Highnoon vor der Nordermole

Drama-Finale in der Sailing Champions League

Die 133. Travemünder Woche feierte mit dem Finale der Sailing Champions League am vierten Regattatag einen Höhepunkt, wie er besser nicht hätte inszeniert werden können. Die vier Finalisten lieferten sich ein Rennen auf Augenhöhe bis zum letzten Zieldurchgang: Mit einer Bootslänge Vorsprung zog schließlich der NRV Hamburg durchs Ziel, die Vierer-Crew hüpfte auf dem Boot und feierte den ersten Titelgewinn in der Königsklasse für den deutschen Rekordmeister im Liga-Segeln. Eine klare Sache war dagegen der Gewinn des deutschen Meistertitels im Finn für den Berliner Fabian Lemmel. Dazu setzten die Katamaran-Klassen ihre internationalen Meisterschaften fort – sowie die Folkeboote ihre deutsche Bestenermittlung.

Die Finns beendeten mit einem anspruchsvollen Abschlusstag ihre Deutsche Meisterschaft. Foto: segel-bilder.de

Besser geht es wohl nicht: Die Sailing Champions League schaffte in der Vorrunde satte 68 Rennen, um vier Teams aus vier Nationen für das Final Four zu ermitteln. Und dort lieferten die Mannschaften von den Aland-Inseln (Finnland), aus Roskilde (Dänemark) und dem Bodensee (Schweiz) dem Vorrunden-Sieger aus Hamburg einen harten Kampf. Erst im letzten aller möglichen Rennen rettete sich der NRV mit David Chapman, Luisa Krüger, Florian Thoelen und Leon Passlack schließlich als Sieger ins Ziel und schrie bei einem Freudentanz an Bord seine Erlösung und Freude heraus. Nachdem der Hamburger Club in den vergangenen Jahren den Triumph ein paar Mal knapp verpasst hatte, war die Freude nun umso größer. „Es ist unglaublich emotional. Heute wird groß gefeiert“, so Florian Thoelen. Der Hamburger Sieg war auch von Land aus gut zu beobachten. Denn die Regattabahn hatte die Wettfahrtleitung dicht unter Land gelegt und viele Zuschauer fanden sich auf der Nordermole ein.
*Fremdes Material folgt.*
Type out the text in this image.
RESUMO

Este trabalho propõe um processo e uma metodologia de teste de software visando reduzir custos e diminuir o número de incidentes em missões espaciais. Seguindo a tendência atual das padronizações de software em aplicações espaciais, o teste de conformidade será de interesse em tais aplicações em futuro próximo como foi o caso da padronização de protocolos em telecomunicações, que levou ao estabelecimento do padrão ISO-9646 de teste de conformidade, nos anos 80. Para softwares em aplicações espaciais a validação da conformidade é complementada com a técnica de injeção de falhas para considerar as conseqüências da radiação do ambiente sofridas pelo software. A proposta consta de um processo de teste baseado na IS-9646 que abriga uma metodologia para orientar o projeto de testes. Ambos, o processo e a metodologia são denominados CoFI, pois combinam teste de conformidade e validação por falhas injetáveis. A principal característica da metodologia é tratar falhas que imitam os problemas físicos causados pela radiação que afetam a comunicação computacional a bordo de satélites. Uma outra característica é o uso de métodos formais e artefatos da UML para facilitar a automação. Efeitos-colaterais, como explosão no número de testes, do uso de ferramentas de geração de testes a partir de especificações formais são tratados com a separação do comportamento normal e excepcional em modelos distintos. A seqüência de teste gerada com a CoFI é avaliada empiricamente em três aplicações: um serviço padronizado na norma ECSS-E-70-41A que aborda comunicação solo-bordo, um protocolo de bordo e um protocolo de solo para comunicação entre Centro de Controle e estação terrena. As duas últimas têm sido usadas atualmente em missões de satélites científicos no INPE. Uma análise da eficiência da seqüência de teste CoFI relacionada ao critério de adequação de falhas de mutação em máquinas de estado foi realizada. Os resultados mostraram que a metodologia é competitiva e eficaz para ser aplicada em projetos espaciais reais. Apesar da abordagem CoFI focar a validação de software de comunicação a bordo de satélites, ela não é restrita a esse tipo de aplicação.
Erstmals gelang dem deutschen Rekordmeister im Liga-Segeln, dem NRV Hamburg, der Sieg in der Königsklasse, der Sailing Champions League. Foto: segel-bilder.de

Erlösung pur gab es auch nach der deutschen Titelentscheidung bei den Finn Dinghys. „Endlich hat es geklappt. Da habe ich lange genug drauf hingearbeitet!“ Fabian Lemmel freute sich über den gelungenen Meisterschaftscoup bei den Finn-Dinghys. In der Vergangenheit hat es der 52-Jährige immer mal wieder auf das Podium geschafft, aber der Titelgewinn blieb ihm bisher verwehrt. Diesmal aber war ihm die Konkurrenz nicht gewachsen.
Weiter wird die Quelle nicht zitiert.